Expanding or contracting the hash table requires rehashing all key/value pairs in HT [0] into HT [1]. However, this rehash action is not done in a single, centralized way, but in multiple, incremental ways.

The reason for this is that if only four key-value pairs are stored in HT [0], the server can rehash all of these key-value pairs into HT [1] in an instant; However, if the number of key-value pairs stored in a hash table is not four, but four, or forty, or even four million, then rehashing all of these key-value pairs to HT [1] at once can cause the server to go out of service for a period of time.

Therefore, to avoid the impact of rehash on server performance, the server does not rehash all key pairs in HT [0] into HT [1] at once. Instead, the server slowly rehashes all key pairs in HT [0] into HT [1] in multiple steps.

Here are the steps for progressive rehash of a hash table:

1. Allocate space for HT [1] so that the dictionary holds both HT [0] and HT [1]

2. Maintain an index counter variable rehashidx in the dictionary and set its value to 0 to indicate that rehash work has officially begun

3. During the rehash process, every time a dictionary is added, deleted, found, or updated, the program will rehash to HT [1] all key/value pairs of the HT [0] hash table on the rehashidx index, in addition to the specified operation. The program increments the value of the rehashidx property by one

4. At some point in time, all key-value pairs of HT [0] will be rehashed to HT [1] as the dictionary operation continues, and the program sets the rehashidx property to -1 to indicate that the rehash operation is complete

The benefit of progressive Rehash is that it takes a dial-and-conquer approach, spreading the computation required for rehash key and value pairs over each add, delete, find, and update operation to the dictionary, thereby avoiding the massive computation that comes with centralized Rehash.

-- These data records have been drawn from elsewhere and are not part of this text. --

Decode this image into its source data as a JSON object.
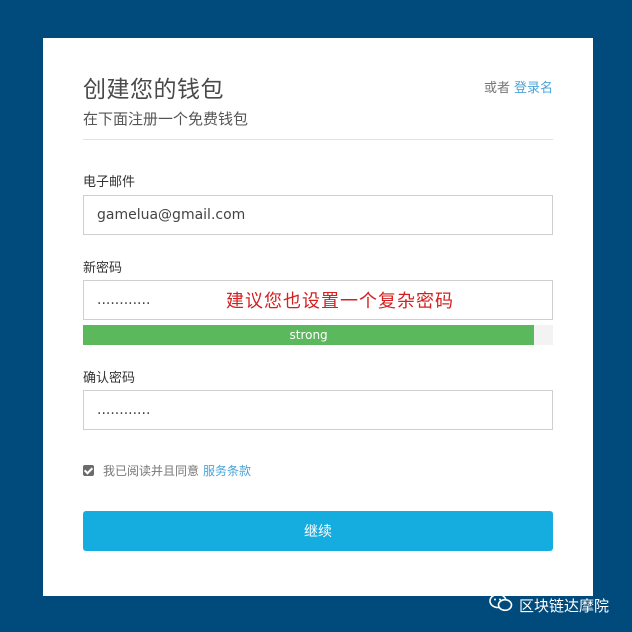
{
  "header": {
    "title": "创建您的钱包",
    "subtitle": "在下面注册一个免费钱包",
    "alt_prefix": "或者",
    "alt_link": "登录名"
  },
  "form": {
    "email_label": "电子邮件",
    "email_value": "gamelua@gmail.com",
    "password_label": "新密码",
    "password_value": "............",
    "annotation": "建议您也设置一个复杂密码",
    "strength_label": "strong",
    "strength_fraction": 0.96,
    "strength_color": "#5cb85c",
    "confirm_label": "确认密码",
    "confirm_value": "............",
    "agree_text": "我已阅读并且同意",
    "terms_link": "服务条款",
    "agree_checked": true,
    "submit_label": "继续"
  },
  "watermark": {
    "text": "区块链达摩院",
    "icon": "wechat-icon"
  },
  "colors": {
    "background": "#004a7c",
    "accent": "#15acdf",
    "link": "#4aa3d8",
    "annotation": "#d42020"
  }
}
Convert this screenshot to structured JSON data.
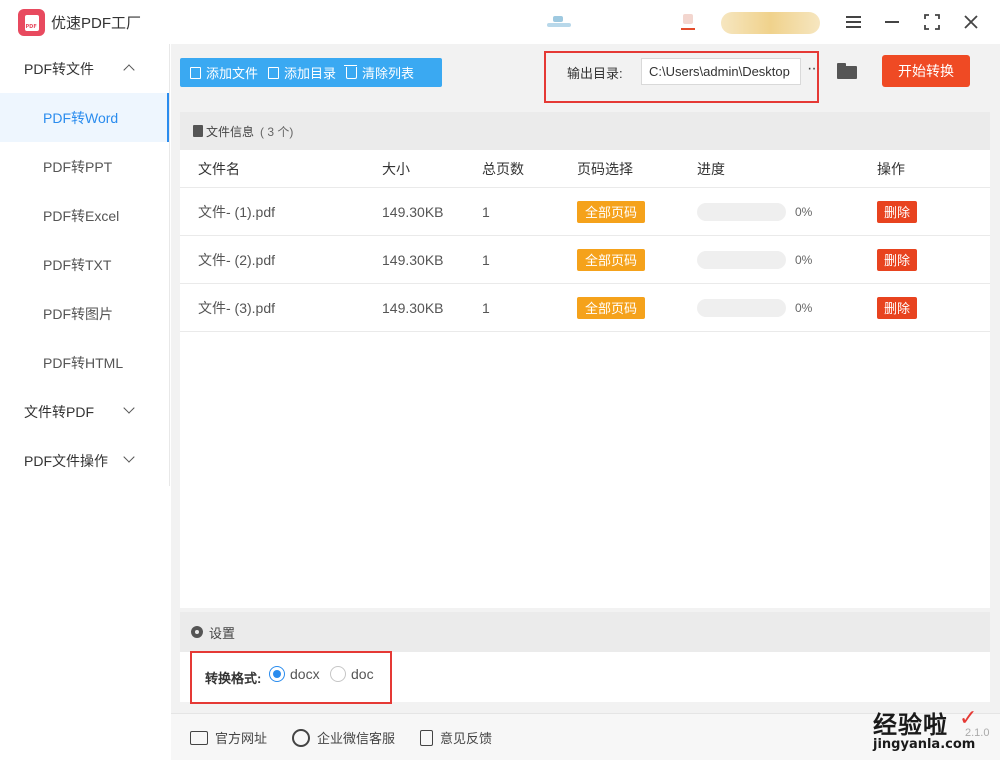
{
  "window": {
    "title": "优速PDF工厂"
  },
  "sidebar": {
    "groups": [
      {
        "label": "PDF转文件",
        "expanded": true,
        "items": [
          "PDF转Word",
          "PDF转PPT",
          "PDF转Excel",
          "PDF转TXT",
          "PDF转图片",
          "PDF转HTML"
        ]
      },
      {
        "label": "文件转PDF",
        "expanded": false
      },
      {
        "label": "PDF文件操作",
        "expanded": false
      }
    ],
    "active_item": "PDF转Word"
  },
  "toolbar": {
    "add_file": "添加文件",
    "add_folder": "添加目录",
    "clear_list": "清除列表",
    "output_label": "输出目录:",
    "output_path": "C:\\Users\\admin\\Desktop",
    "more": "···",
    "start": "开始转换"
  },
  "file_list": {
    "header": "文件信息",
    "count": "( 3 个)",
    "columns": [
      "文件名",
      "大小",
      "总页数",
      "页码选择",
      "进度",
      "操作"
    ],
    "rows": [
      {
        "name": "文件- (1).pdf",
        "size": "149.30KB",
        "pages": "1",
        "range": "全部页码",
        "progress": 0,
        "progress_label": "0%",
        "action": "删除"
      },
      {
        "name": "文件- (2).pdf",
        "size": "149.30KB",
        "pages": "1",
        "range": "全部页码",
        "progress": 0,
        "progress_label": "0%",
        "action": "删除"
      },
      {
        "name": "文件- (3).pdf",
        "size": "149.30KB",
        "pages": "1",
        "range": "全部页码",
        "progress": 0,
        "progress_label": "0%",
        "action": "删除"
      }
    ]
  },
  "settings": {
    "header": "设置",
    "format_label": "转换格式:",
    "options": [
      {
        "label": "docx",
        "checked": true
      },
      {
        "label": "doc",
        "checked": false
      }
    ]
  },
  "footer": {
    "website": "官方网址",
    "wechat": "企业微信客服",
    "feedback": "意见反馈",
    "version": "2.1.0"
  },
  "watermark": {
    "text": "经验啦",
    "check": "✓",
    "url": "jingyanla.com"
  },
  "colors": {
    "accent_blue": "#3aa9f2",
    "active_blue": "#2a8cee",
    "start_orange": "#ef4a24",
    "range_orange": "#f5a21b",
    "delete_red": "#e8431f",
    "highlight_red": "#e53935"
  }
}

Because the dictionary uses both THE HT [0] and HT [1] hash tables during progressive Rehash, delete, find, update, and other dictionary operations are performed on both hash tables during progressive rehash. For example, to look for a key in a dictionary, the program looks in HT [0] first, and if it doesn’t find one, continues to ht[1], and so on.

In addition, during progressive Rehash, new key-value pairs added to the dictionary are stored in HT [1] and ht[0] does not perform any additions. This ensures that the number of key-value pairs contained in HT [0] will only decrease and eventually become empty as the rehash operation is performed.

summary

Dictionaries are widely used to implement various Redis features, including databases and hash keys. Each dictionary has two hash tables, one for normal use and one for rehash only.

If you’re interested in Redis, check out the rest of this column.